How to Bring Dark Data into the Light
The first order of business is figuring out exactly what your organization has in the way of data sources. Some things will be fairly obvious, such as turning up sales data from a POS and inventory numbers from an ICS. Other data sources may be trickier to find, but they can be discovered by:
- Surveying your team members to learn what data different departments collect
- Conducting audits of computing systems to identify databases, log files, and spreadsheets
- Scanning through social media feeds, including direct messages from customers
- Collecting corporate data, such as financial statements and email correspondence
- Studying call records
It’s also wise to think about places where you could be collecting more data. For example, a customer service system that isn’t sending out surveys is letting a perfectly good opportunity go to waste.

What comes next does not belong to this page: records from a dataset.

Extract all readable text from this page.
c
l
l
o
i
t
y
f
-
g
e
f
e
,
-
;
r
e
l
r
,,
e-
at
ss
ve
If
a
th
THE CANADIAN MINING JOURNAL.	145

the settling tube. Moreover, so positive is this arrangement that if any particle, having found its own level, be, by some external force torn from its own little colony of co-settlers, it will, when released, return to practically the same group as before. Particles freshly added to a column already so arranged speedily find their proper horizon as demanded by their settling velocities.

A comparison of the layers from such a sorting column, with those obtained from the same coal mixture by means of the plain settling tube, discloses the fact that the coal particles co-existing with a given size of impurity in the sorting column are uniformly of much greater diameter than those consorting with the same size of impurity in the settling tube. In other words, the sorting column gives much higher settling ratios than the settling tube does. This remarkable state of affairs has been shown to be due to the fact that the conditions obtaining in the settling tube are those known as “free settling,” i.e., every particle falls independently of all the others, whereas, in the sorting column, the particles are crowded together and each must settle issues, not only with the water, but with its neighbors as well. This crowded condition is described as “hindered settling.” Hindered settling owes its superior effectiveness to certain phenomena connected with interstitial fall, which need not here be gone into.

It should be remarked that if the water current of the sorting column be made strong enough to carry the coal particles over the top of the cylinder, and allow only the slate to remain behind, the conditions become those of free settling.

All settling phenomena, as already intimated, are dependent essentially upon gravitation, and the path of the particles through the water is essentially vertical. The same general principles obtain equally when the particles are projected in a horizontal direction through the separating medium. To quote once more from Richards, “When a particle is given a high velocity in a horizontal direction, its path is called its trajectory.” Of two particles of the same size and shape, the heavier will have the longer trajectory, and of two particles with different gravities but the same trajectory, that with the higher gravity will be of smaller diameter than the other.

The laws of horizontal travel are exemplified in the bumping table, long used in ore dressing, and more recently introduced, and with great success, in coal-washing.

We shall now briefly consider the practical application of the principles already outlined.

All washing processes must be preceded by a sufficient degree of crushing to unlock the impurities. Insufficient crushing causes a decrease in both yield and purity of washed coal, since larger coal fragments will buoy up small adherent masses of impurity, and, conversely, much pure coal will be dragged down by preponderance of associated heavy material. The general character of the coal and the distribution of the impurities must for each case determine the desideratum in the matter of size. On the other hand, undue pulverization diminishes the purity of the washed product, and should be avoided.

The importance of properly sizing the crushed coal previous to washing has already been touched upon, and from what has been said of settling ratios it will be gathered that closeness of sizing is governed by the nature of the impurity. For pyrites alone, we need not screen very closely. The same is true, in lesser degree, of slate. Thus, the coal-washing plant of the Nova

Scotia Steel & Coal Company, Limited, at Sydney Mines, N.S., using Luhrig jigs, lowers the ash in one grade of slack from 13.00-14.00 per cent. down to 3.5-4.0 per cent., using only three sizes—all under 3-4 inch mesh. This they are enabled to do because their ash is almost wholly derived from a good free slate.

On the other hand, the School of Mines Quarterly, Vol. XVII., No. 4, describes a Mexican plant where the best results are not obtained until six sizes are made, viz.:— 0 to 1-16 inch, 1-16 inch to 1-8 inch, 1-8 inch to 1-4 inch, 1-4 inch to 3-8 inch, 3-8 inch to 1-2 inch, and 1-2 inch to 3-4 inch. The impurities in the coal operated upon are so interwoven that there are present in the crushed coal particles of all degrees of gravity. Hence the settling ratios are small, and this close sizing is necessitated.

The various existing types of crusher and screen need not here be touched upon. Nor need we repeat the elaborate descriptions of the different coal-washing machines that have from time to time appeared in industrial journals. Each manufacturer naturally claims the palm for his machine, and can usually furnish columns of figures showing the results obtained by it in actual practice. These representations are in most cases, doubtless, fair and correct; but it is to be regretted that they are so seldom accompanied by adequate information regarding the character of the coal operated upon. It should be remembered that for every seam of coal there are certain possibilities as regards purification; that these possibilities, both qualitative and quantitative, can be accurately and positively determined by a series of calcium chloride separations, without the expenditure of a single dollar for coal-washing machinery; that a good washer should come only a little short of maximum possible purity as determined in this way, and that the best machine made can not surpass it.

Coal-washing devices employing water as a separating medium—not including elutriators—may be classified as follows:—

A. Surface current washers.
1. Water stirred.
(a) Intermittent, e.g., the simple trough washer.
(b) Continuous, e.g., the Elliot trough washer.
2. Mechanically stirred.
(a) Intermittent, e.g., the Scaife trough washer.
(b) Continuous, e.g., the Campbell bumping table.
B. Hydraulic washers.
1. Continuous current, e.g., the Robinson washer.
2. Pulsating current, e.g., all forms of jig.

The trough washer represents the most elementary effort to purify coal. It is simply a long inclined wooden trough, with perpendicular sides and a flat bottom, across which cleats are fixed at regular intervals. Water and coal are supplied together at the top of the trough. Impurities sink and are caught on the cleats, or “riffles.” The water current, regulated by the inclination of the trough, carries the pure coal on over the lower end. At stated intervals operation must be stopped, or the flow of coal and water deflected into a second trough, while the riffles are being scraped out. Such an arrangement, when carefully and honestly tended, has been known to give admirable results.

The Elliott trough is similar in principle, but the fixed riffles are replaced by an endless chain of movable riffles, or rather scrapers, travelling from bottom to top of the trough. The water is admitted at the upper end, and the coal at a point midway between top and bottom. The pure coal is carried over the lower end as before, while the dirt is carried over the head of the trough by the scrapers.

What to Do Now That You See the Data
The second order of business is figuring out how to draw more insights from your data. Companies accomplish this by:
- Creating data lakes and providing access to them
- Auditing databases for potentially useful information
- Implementing or expanding data science projects
- Developing data-centric corporate cultural practices
- Adding resources to do machine learning and stats work
- Hiring new professionals who can dig into the data
Much of this hinges on moving forward with a data-centric culture. Even if you already feel that you have one, there’s a lot to be said for looking at who your team members are and how you can use dark data with experienced data users at your disposal.
The third order of business is establishing goals for your projects. If you run a company that has potential legal risk exposure due to compliance problems involving laws like HIPAA and the GDPR, for example, you might analyze the very way your organization stores information. A company that collects huge amounts of anonymous data from millions of users might figure out how to package that data into sellable information products, such as reports or datasets. You may even cut costs by determining what data is useless, potentially removing terabytes of information from storage.
Modern organizations collect so much data that it’s hard for them to clearly imagine what they have at their disposal. It’s important to take an extensive look at all the ways dark data may be residing in your systems. By being a bit more aggressive and imaginative, you can find ways to improve processes, cut costs, and even drive profits.